Experts agree that this depends on the dog. Some are more suited to being bounced from one home to another than other dogs.
“Dogs sometimes have difficulty adjusting to new environments and may feel anxious about having to move back and forth so much. In addition, consistency in care and training is extremely important for the development of a happy and well-mannered dog. If you and your partner cannot agree on how to raise a dog, it can send a lot of mixed messages to your dog that might result in anxiety, depression, or even aggression,” says Westborough, Mass. divorce attorney Heather O’Connor.
In addition, if the dog is attached to the kids, and the parents have shared custody of the kids, it might be a good idea for the parent to have the dog(s) at the same time they have the kids.
“Shared custody can work well for the dog if both owners can communicate and work together,” says Trott, the dog trainer. “It is absolutely critical that both see the dog’s wellbeing as the number one goal.”
Trott recommends that if there is shared custody that the dog’s schedule remain consistent. For example, that he be fed and walked at the same time every day, regardless of where he is living.
“Have a clear schedule and stick to it. Communicate important dates and events,” says Trott.
If you share custody of your dog, it’s best to keep communication channels open about his or her health.

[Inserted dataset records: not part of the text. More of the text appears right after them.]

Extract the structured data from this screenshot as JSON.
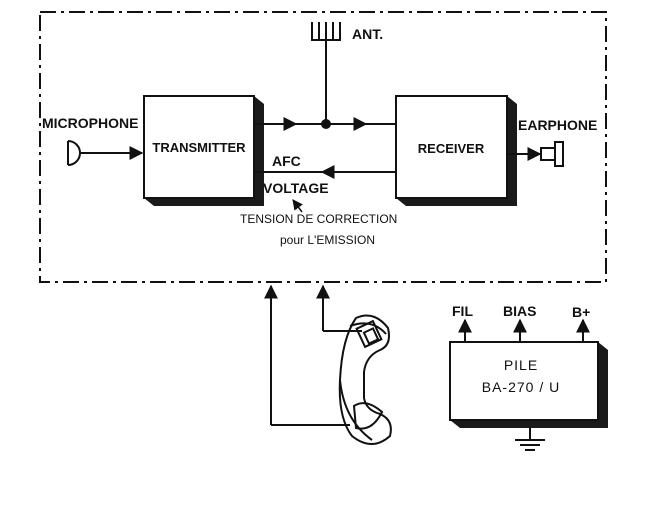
{
  "labels": {
    "antenna": "ANT.",
    "microphone": "MICROPHONE",
    "earphone": "EARPHONE",
    "transmitter": "TRANSMITTER",
    "receiver": "RECEIVER",
    "afc": "AFC",
    "voltage": "VOLTAGE",
    "tension_line1": "TENSION DE CORRECTION",
    "tension_line2": "pour L'EMISSION",
    "fil": "FIL",
    "bias": "BIAS",
    "bplus": "B+",
    "pile_line1": "PILE",
    "pile_line2": "BA-270 / U"
  },
  "colors": {
    "ink": "#111111",
    "block_shadow": "#1a1a1a",
    "background": "#ffffff"
  },
  "icons": [
    "antenna-icon",
    "microphone-icon",
    "earphone-icon",
    "handset-icon",
    "ground-icon"
  ]
}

If you notice the dog is acting differently or appears ill, communicate those things with your ex.
No matter how contentious a relationship might be, never use a dog to get back at your ex. “Taking out resentment toward your partner on the dog is unfair and will lead to everyone being miserable,” says Trott.
Dogs can sense when there is stress, so providing life-enrichment activities and mental stimulation can help ease anxiety and symptoms of depression, notes Jessica Gore, an animal behaviorist and certified professional dog trainer in Los Angeles, Calif.
Also consider having separate, but similar elements, such as a dog crate, bed and toys in both homes so that the dog feels comfortable.
“Big life changes and human break-ups are one of the reasons pups end up homeless,” Gore says. “This can be avoided with proactive arrangements.”
Bottom line, despite the fact that the courts might consider pets property, they truly are members of our family. We wouldn’t think of not having a plan in place and abandon our children after a breakup, that’s why it’s important to plan for the future for our dogs.